Method: Semi-structured qualitative interviews with 27 adult children aged 37-60 were chosen from a larger study on the meaning of late-life repartnering from an intergenerational family perspective. Criterion sampling included adult children of a widowed parent who repartnered at or above the official mandatory retirement age in Israel. Participants for the larger study were recruited via professionals working with older persons. The older repartners that agreed to participate contacted one of their adult children and asked them to participate in the study. Thus, the parents chose the adult children. Interviews lasted about one hour, at a place and time convenient for the adult child, were audio-recorded in Hebrew and transcribed verbatim.
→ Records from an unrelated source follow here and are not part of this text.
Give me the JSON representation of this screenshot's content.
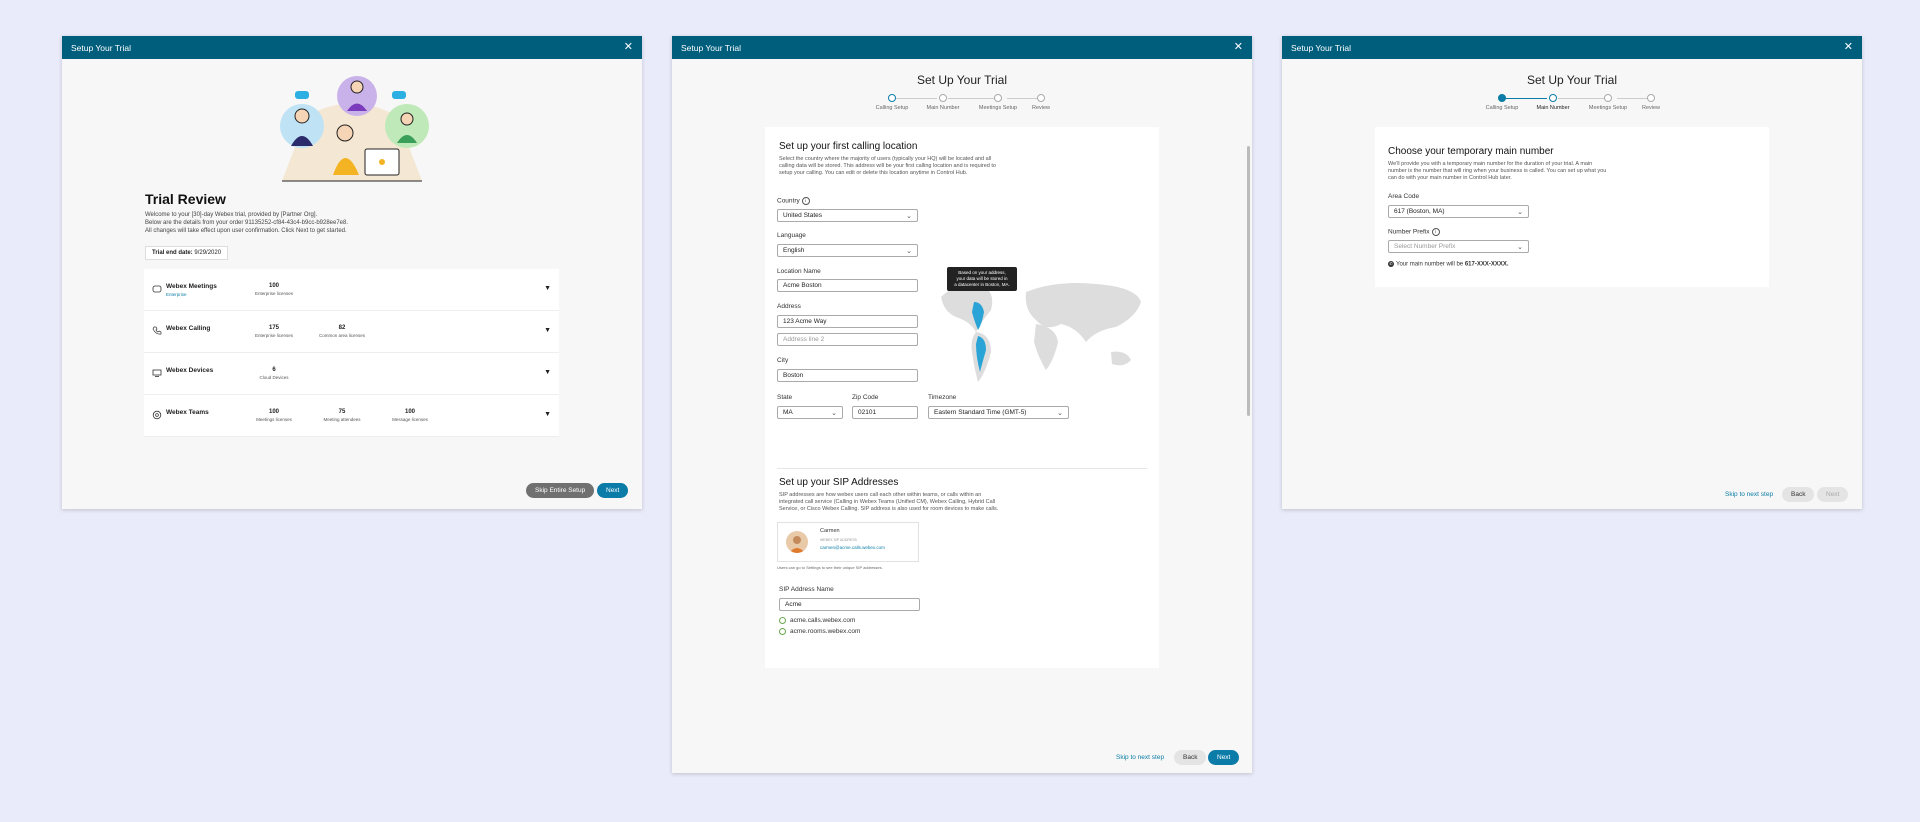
{
  "modal1": {
    "header_title": "Setup Your Trial",
    "title": "Trial Review",
    "intro_lines": [
      "Welcome to your [30]-day Webex trial, provided by [Partner Org].",
      "Below are the details from your order 91135252-cf84-43c4-b9cc-b928ee7e8.",
      "All changes will take effect upon user confirmation. Click Next to get started."
    ],
    "trial_end_label": "Trial end date:",
    "trial_end_value": "9/29/2020",
    "services": [
      {
        "name": "Webex Meetings",
        "sub": "Enterprise",
        "icon": "meetings-icon",
        "licenses": [
          {
            "num": "100",
            "label": "Enterprise licenses"
          }
        ]
      },
      {
        "name": "Webex Calling",
        "sub": "",
        "icon": "phone-icon",
        "licenses": [
          {
            "num": "175",
            "label": "Enterprise licenses"
          },
          {
            "num": "82",
            "label": "Common area licenses"
          }
        ]
      },
      {
        "name": "Webex Devices",
        "sub": "",
        "icon": "device-icon",
        "licenses": [
          {
            "num": "6",
            "label": "Cloud Devices"
          }
        ]
      },
      {
        "name": "Webex Teams",
        "sub": "",
        "icon": "teams-icon",
        "licenses": [
          {
            "num": "100",
            "label": "Meetings licenses"
          },
          {
            "num": "75",
            "label": "Meeting attendees"
          },
          {
            "num": "100",
            "label": "Message licenses"
          }
        ]
      }
    ],
    "skip_label": "Skip Entire Setup",
    "next_label": "Next"
  },
  "modal2": {
    "header_title": "Setup Your Trial",
    "title": "Set Up Your Trial",
    "steps": [
      "Calling Setup",
      "Main Number",
      "Meetings Setup",
      "Review"
    ],
    "section1_title": "Set up your first calling location",
    "section1_desc": [
      "Select the country where the majority of users (typically your HQ) will be located and all",
      "calling data will be stored. This address will be your first calling location and is required to",
      "setup your calling. You can edit or delete this location anytime in Control Hub."
    ],
    "country_label": "Country",
    "country_value": "United States",
    "language_label": "Language",
    "language_value": "English",
    "location_label": "Location Name",
    "location_value": "Acme Boston",
    "address_label": "Address",
    "address1_value": "123 Acme Way",
    "address2_placeholder": "Address line 2",
    "city_label": "City",
    "city_value": "Boston",
    "state_label": "State",
    "state_value": "MA",
    "zip_label": "Zip Code",
    "zip_value": "02101",
    "timezone_label": "Timezone",
    "timezone_value": "Eastern Standard Time (GMT-5)",
    "map_tooltip": [
      "Based on your address,",
      "your data will be stored in",
      "a datacenter in Boston, MA."
    ],
    "section2_title": "Set up your SIP Addresses",
    "section2_desc": [
      "SIP addresses are how webex users call each other within teams, or calls within an",
      "integrated call service (Calling in Webex Teams (Unified CM), Webex Calling, Hybrid Call",
      "Service, or Cisco Webex Calling. SIP address is also used for room devices to make calls."
    ],
    "sip_card_name": "Carmen",
    "sip_card_label": "WEBEX SIP ADDRESS",
    "sip_card_address": "carmen@acme.calls.webex.com",
    "sip_note": "Users can go to Settings to see their unique SIP addresses.",
    "sip_name_label": "SIP Address Name",
    "sip_name_value": "Acme",
    "sip_domains": [
      "acme.calls.webex.com",
      "acme.rooms.webex.com"
    ],
    "skip_label": "Skip to next step",
    "back_label": "Back",
    "next_label": "Next"
  },
  "modal3": {
    "header_title": "Setup Your Trial",
    "title": "Set Up Your Trial",
    "steps": [
      "Calling Setup",
      "Main Number",
      "Meetings Setup",
      "Review"
    ],
    "section_title": "Choose your temporary main number",
    "section_desc": [
      "We'll provide you with a temporary main number for the duration of your trial. A main",
      "number is the number that will ring when your business is called. You can set up what you",
      "can do with your main number in Control Hub later."
    ],
    "area_label": "Area Code",
    "area_value": "617 (Boston, MA)",
    "prefix_label": "Number Prefix",
    "prefix_placeholder": "Select Number Prefix",
    "main_number_prefix": "Your main number will be ",
    "main_number_value": "617-XXX-XXXX.",
    "skip_label": "Skip to next step",
    "back_label": "Back",
    "next_label": "Next"
  },
  "colors": {
    "header": "#005e7d",
    "accent": "#0b7ca8",
    "page_bg": "#e9ebfa"
  }
}
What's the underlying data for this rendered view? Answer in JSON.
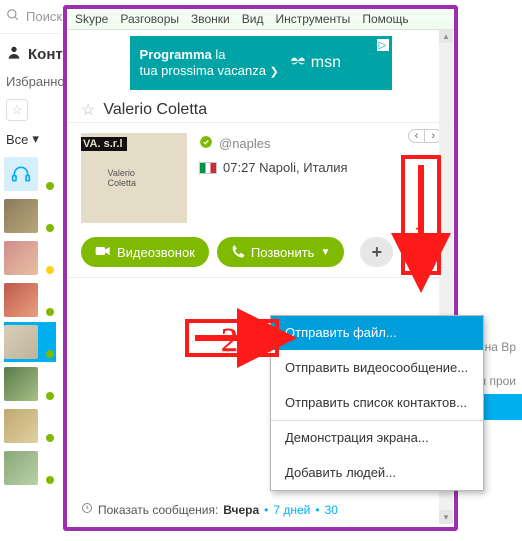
{
  "left": {
    "search_placeholder": "Поиск",
    "contacts_label": "Контакты",
    "favorites_label": "Избранное",
    "all_label": "Все"
  },
  "right_bg": {
    "line1": "я на Вр",
    "line2": "ки прои"
  },
  "menubar": [
    "Skype",
    "Разговоры",
    "Звонки",
    "Вид",
    "Инструменты",
    "Помощь"
  ],
  "ad": {
    "line1_bold": "Programma",
    "line1_rest": " la",
    "line2": "tua prossima vacanza",
    "brand": "msn"
  },
  "contact": {
    "name": "Valerio Coletta",
    "handle": "@naples",
    "location": "07:27 Napoli, Италия",
    "pic_corner": "VA. s.r.l",
    "pic_center": "Valerio Coletta"
  },
  "actions": {
    "video": "Видеозвонок",
    "call": "Позвонить",
    "plus": "+"
  },
  "dropdown": {
    "send_file": "Отправить файл...",
    "send_video": "Отправить видеосообщение...",
    "send_contacts": "Отправить список контактов...",
    "screen_share": "Демонстрация экрана...",
    "add_people": "Добавить людей..."
  },
  "history": {
    "label": "Показать сообщения:",
    "yesterday": "Вчера",
    "days7": "7 дней",
    "days30": "30"
  },
  "annotations": {
    "n1": "1",
    "n2": "2"
  }
}
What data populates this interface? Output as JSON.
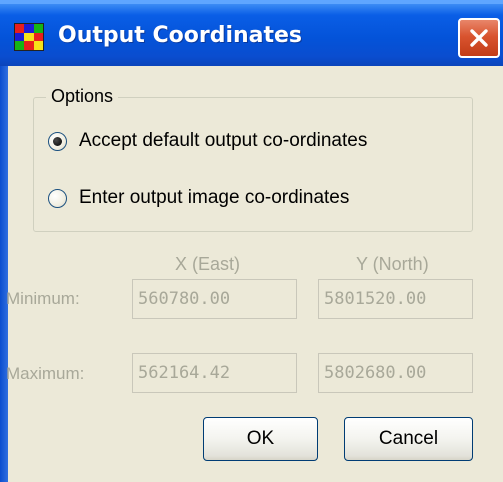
{
  "window": {
    "title": "Output Coordinates",
    "close_label": "close"
  },
  "options": {
    "legend": "Options",
    "radios": [
      {
        "label": "Accept default output co-ordinates",
        "checked": true
      },
      {
        "label": "Enter output image co-ordinates",
        "checked": false
      }
    ]
  },
  "coords": {
    "x_header": "X (East)",
    "y_header": "Y (North)",
    "min_label": "Minimum:",
    "max_label": "Maximum:",
    "min_x": "560780.00",
    "min_y": "5801520.00",
    "max_x": "562164.42",
    "max_y": "5802680.00"
  },
  "buttons": {
    "ok": "OK",
    "cancel": "Cancel"
  },
  "colors": {
    "titlebar": "#0453d9",
    "dialog_bg": "#ece9d8",
    "disabled_text": "#a8a899",
    "close_red": "#d9542f"
  },
  "icons": {
    "app": "app-grid-icon",
    "close": "close-icon",
    "radio_checked": "radio-checked",
    "radio_unchecked": "radio-unchecked"
  }
}
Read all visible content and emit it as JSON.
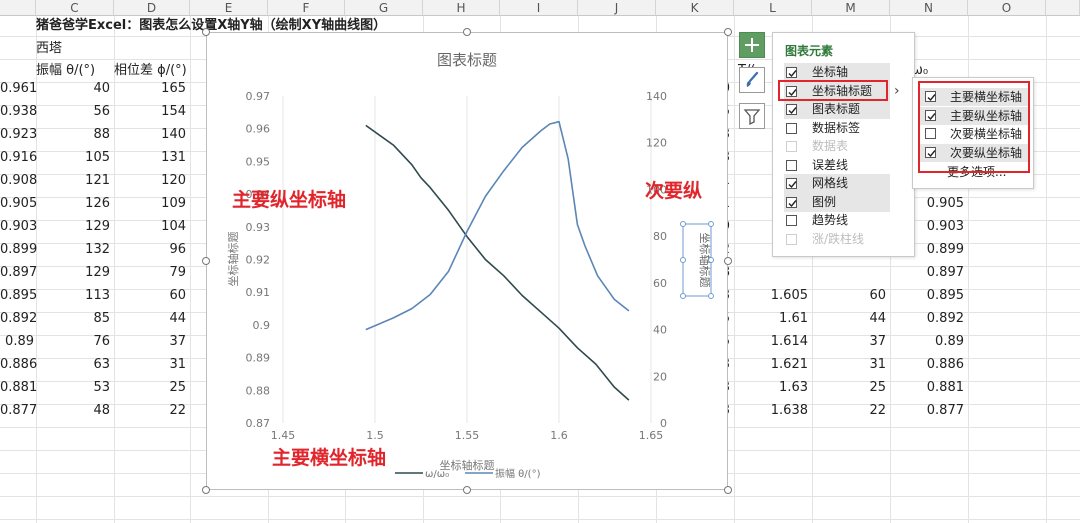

Data was analyzed according to phenomenology tradition. The first step included holistic reading of an interview and taking notes. The second step included identifying units of meaning, coding them and writing three types of comments: descriptive, structural and interpretive. After these steps were performed on several interviews, the next step was identifying themes across interviews. At this stage we identified the experience of parental loss for adult children and further examined it on the rest of the data.
Results: Two themes emerged: 1) Loyalty conflict: a) visible and/or hidden, b) hypothetical feelings and thoughts about the deceased parent in the context of the new partner. 2) Comparison between the deceased parent and the new late-life repartner.
Conclusions and Implications: Findings are discussed using the existential figure-ground concept: 1. The deceased parent as figure and late-life repartnering and/or the new partner as ground. 2. Difficulty to discern which is figure and which is ground. 3. Late-life repartnering and/or the new partner as figure and the deceased parent as ground. Innovation includes raising loyalty conflict from the subtext to the text. Such conceptualization has been studied in stepfamilies constructed early in life following parental divorce but not within late-life stepfamilies constructed after widowhood. Loyalty conflict could be perceived as threatening because of the emotional content regarding parental death. Family practitioners should be aware of this to address it.